I guess different people will want to draw different types of attention, and for different reasons. Different occasions certainly call for different modes of dress. Agreed!
However……I hate that word too….if the agenda of the occasion is to speak up for ‘equal rights”, that battel just might e won more quickly by a group of non-descript, uninteresting people. People might look and think,well, look, they’re not so different from us (which we’ve known all along. That view is less likely to occur if the marchers look like they just came from Mardi Gras.

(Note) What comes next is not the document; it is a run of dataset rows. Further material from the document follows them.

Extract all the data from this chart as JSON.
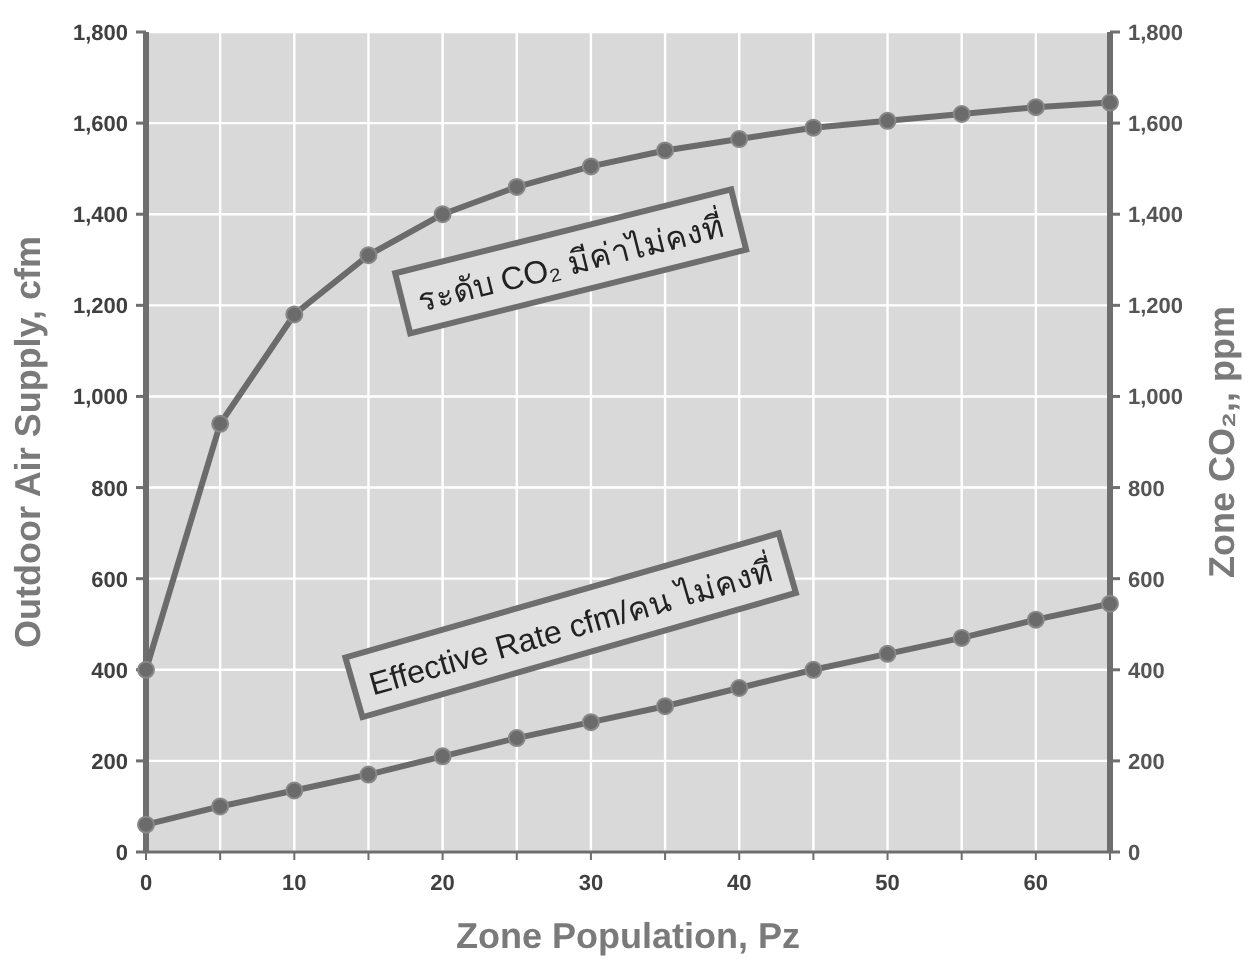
{
  "chart_data": {
    "type": "line",
    "xlabel": "Zone Population, Pz",
    "ylabel": "Outdoor Air Supply, cfm",
    "y2label": "Zone CO₂,, ppm",
    "x": [
      0,
      5,
      10,
      15,
      20,
      25,
      30,
      35,
      40,
      45,
      50,
      55,
      60,
      65
    ],
    "series": [
      {
        "name": "ระดับ CO₂ มีค่าไม่คงที่",
        "color": "#6b6b6b",
        "values": [
          400,
          940,
          1180,
          1310,
          1400,
          1460,
          1505,
          1540,
          1565,
          1590,
          1605,
          1620,
          1635,
          1645
        ]
      },
      {
        "name": "Effective Rate cfm/คน ไม่คงที่",
        "color": "#6b6b6b",
        "values": [
          60,
          100,
          135,
          170,
          210,
          250,
          285,
          320,
          360,
          400,
          435,
          470,
          510,
          545
        ]
      }
    ],
    "xlim": [
      0,
      65
    ],
    "xticks": [
      0,
      {
        "value": 5,
        "label": null
      },
      10,
      {
        "value": 15,
        "label": null
      },
      20,
      {
        "value": 25,
        "label": null
      },
      30,
      {
        "value": 35,
        "label": null
      },
      40,
      {
        "value": 45,
        "label": null
      },
      50,
      {
        "value": 55,
        "label": null
      },
      60,
      {
        "value": 65,
        "label": null
      }
    ],
    "ylim": [
      0,
      1800
    ],
    "yticks": [
      0,
      200,
      400,
      600,
      800,
      {
        "value": 1000,
        "label": "1,000"
      },
      {
        "value": 1200,
        "label": "1,200"
      },
      {
        "value": 1400,
        "label": "1,400"
      },
      {
        "value": 1600,
        "label": "1,600"
      },
      {
        "value": 1800,
        "label": "1,800"
      }
    ],
    "y2lim": [
      0,
      1800
    ],
    "y2ticks": [
      0,
      200,
      400,
      600,
      800,
      {
        "value": 1000,
        "label": "1,000"
      },
      {
        "value": 1200,
        "label": "1,200"
      },
      {
        "value": 1400,
        "label": "1,400"
      },
      {
        "value": 1600,
        "label": "1,600"
      },
      {
        "value": 1800,
        "label": "1,800"
      }
    ],
    "grid": true,
    "marker": "circle",
    "line_style": "solid"
  }
}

“There’s a time and place fore everything”…… ya know…..I’m not against the expression… just trying to help the fight here….
shantown
Oops…..that should be “characatures”……my bad!
shantown
Well, dangit…….”caricatures”….maybe?!?!? I’m gonna get this right…..(how embarassing) lol
Stacey Collins
Janie, You dont have anything flamboyant in your wardrobe? I would have worn my pink gown and white gloves and done the “Rose Parade” wave! I’m glad to see you got involved and you’re writing continues to help us all. Perhaps an editorial contribution to the paper is in order. And you looked great holding the banner.
cdjanie
Stacey, you would have looked beautiful in that outfit and brought class and color to our event! No, I don’t have anything classy AND flamboyant, like you; I do have latex outfits and such, but I didn’t want to look like a tramp.
cdjanie
Shannon, I accept your point of view; maybe you’re right. But, for me the issue is, where you say, “People might look and think,well, look, they’re not so different from us” – that people might not look at all.
klyde
That’s a shame. But you look fabulous.
Miz Know-It-All
Darling? Like so many others, you want to have your cake and to eat it too I see…
No? well aren’t you the one out there with all the rest marching so that the world accepts you as women?.. And disappointed that you didn’t get air time to say it?But then aren’t you also out there saying woe unto those that actually do accept you as women when you are dying to rip off the wig and show them what a fool they were! See! See! fooled ya! I’m really a man!
So tell me? Is it any wonder why folks treat all who are “gender variant” as a joke and why the women for whom this is not a game want to distance themselves when there is a yearly reminder that these people are not what they seem to be? No Sweetie, I’m afraid you need to accept that the hairy bearded men in silly clothes making a mockery of women in general is the face of trans as long as it is being attached to them!
cdjanie
All I want is to be treated with respect rather than contempt, equality rather than discrimination, regardless of my gender expression. And that goes as much inside the TG community as outside. In my view, being both genders is as valid a condition as being a single gender – be it one’s birth/physical/CIS gender or the opposite. My presenting as a woman is not a costume, not a mockery of women, not a sexual fetish. It is no game for me either, and the consequences of my lifestyle are very real indeed.